Mit Lyrik habe ich - wie wahrscheinlich die meisten Autoren und Autorinnen - angefangen; mit Lyrik werde ich auf dem Totenbett wahrscheinlich auch enden. Es ist die Gattung der geringsten Ressourcenbeanspruchung und der grössten Resistenz; man kann ein Gedicht schreiben nur mit einem Stück Papier und unter unerträglichen Schmerzen noch, Gedichte haben Konzentrationslager überlebt, während die Häftlinge und die Wärter zugrunde gingen oder hingerichtet wurden. Die Stärken dieser Gattung sind aber auch ihre grösste Gefahr, denn weil man ein Gedicht so schnell schreiben kann, gibt es wohl 1000 mal mehr "Lyriker" oder "Lyrikerinnen" als gute Gedichte; keine Kunstform hat wahrscheinlich so viel über sich ergehen lassen müssen wie diese. Nun, jeder Lyriker, jede Lyrikerin wird behaupten, dass nun gerade die eigenen Gedichte nicht zum Abfall der Posie gehören, das ist das mühsame Verwirrspiel.

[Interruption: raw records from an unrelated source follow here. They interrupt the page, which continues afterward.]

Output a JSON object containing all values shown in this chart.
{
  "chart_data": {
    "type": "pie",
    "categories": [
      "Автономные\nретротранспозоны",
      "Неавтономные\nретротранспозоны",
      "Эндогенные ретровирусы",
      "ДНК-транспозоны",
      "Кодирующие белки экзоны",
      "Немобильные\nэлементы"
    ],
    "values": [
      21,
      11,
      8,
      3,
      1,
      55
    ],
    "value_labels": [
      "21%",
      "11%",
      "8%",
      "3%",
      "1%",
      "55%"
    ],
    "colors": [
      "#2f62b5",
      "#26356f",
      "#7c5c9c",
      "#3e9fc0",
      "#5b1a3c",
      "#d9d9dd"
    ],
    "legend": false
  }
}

Vor langer Zeit habe ich meinen ersten Gedichtband "Die Minderheit des Ichs" fertig gestellt. Anbei zwei Gedichte daraus, die bereits in einer Anthologie bzw. einer Literaturzeitschrift veröffentlicht worden sind:



Marktplatz Maikinder

Es würde sein

dasselbe Café

am Rande der Zeit

derselbe Marktplatz

unter deinem streunenden Schritt

dasselbe Strassenklavier

Weltschmerz bügelnd

in die

Sperrzone zwischen

Schädel und Hirnhaut

dieselbe Bettlerin

im Stadtbrunnen treibend

derselbe Duft

von Zimtkuchen und Glühwein

Hunnen würden einfallen

die Marktschreier

zu pfählen.

Maikinder

fiebern dem Sommer entgegen.

Der Hunger kommender Winter

sitzt tief: Sie schlafen mit

Brotlaiben

in ihrem Arm.


Alles an ihnen ist Duft.

Selbst ihr Auswurf

kennt seine eigene Mildheit.

Wenn sie auskühlen nachts

schreien sie lang nicht. So will ihr

Gesetz.

Kaum mancher

versteht ihre Zeichen.

Man legt in den Jahren der Dürre

ihre Körper

einem Alten

mit in sein Grab.

Solcherart

sind sie

behütet.

In: Lyrik der Gegenwart. Feldkircher Lyrikpreis 2008. Kronabitter, E. (Hrsg.), Edition Art Science (2008): S. 127-131.

In: Passauer Pegasus Nr. 40 (2003), S. 34.